Spring Salad

Tilapia and heirloom tomato salad

A relatively simple, elegantly presented dish vibrant with color and flavor. Blanching the tomatoes creates a velvety delicate mouth feel generating a new tomato experience. This salad can be equally delicious by omitting the tilapia as a simpler version without any compromise.


2 tilapia filets
1 oz sunflower oil
2 pints mini heirloom tomatoes
4 basil leaves julienned widthwise
3 green onions cut into ⅛” coins
¾ cup extra virgin olive oil
flaked sea salt and pepper to taste


Blanching tomatoes:
Bring approximately 1 liter of water to a boil. Have ready a bowl of ice water that will accommodate the volume of tomatoes. Prick each tomato eye with a sharp paring knife forming an “x” without cutting to far into the flesh (about a 1/4” deep). Place the tomatoes all at once into the water and blanch for 20-30 seconds or until the skins show signs of pulling away from the flesh.Remove and plunge them into the ice water to prevent them from softening too much. Let stand for 2 minutes or until chilled. Peel away and discard the skins.Cut any larger tomatoes in half. Hold at room temperature.
Start by separating the thin side of the tilapia filet from the thick side by slicing it  lengthwise. Slice the thick side of the tilapia filet into 2 horizontally forming 2 roughly ⅜” thick pieces. Roll each filet up tightly to form a pinwheel then secure with a toothpick. Heat a cast iron pan on high heat for 3 minutes. Season the fish with some salt and pepper. Add the sunflower oil to the pan and after 10 seconds add the tilapia rolls on their sides. Cook for 1 minute to color then flip them over.
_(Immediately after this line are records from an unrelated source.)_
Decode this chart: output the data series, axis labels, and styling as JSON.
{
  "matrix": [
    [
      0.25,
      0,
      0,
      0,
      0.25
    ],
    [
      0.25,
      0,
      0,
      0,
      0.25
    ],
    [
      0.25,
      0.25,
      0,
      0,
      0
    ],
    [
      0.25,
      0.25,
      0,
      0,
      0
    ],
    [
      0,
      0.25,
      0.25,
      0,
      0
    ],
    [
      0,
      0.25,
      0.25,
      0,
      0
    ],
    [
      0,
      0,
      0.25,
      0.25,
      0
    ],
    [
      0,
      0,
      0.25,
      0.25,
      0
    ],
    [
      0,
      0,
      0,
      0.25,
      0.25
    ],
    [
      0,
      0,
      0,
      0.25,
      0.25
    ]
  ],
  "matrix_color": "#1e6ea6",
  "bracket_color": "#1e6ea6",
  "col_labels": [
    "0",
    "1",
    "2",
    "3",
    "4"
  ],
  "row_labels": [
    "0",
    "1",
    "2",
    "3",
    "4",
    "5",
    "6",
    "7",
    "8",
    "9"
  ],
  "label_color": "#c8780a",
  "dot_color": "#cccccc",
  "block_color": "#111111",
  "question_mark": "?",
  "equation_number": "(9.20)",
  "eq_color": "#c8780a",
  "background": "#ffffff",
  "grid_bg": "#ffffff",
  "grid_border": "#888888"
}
Lower heat to low and cover with a lid for 4-5 minutes or until no longer translucent. Remove and place on to a holding plate.
Remove the toothpicks from the fish. Place each pinwheel upright onto pasta bowls. Add 5 -6 tomatoes surrounding the fish, sprinkle with the basil and green onions then drizzle generously with olive oil. Sprinkle with flaked sea salt to finish.
The tilapia rolls can be done and refrigerated ahead of time without seasoning them. The tomatoes also can be blanched ahead of time and chilled to hold. Season them just before serving for best results otherwise the basil and onions will pick up strength and overpower what rightfully should be a very delicate dish.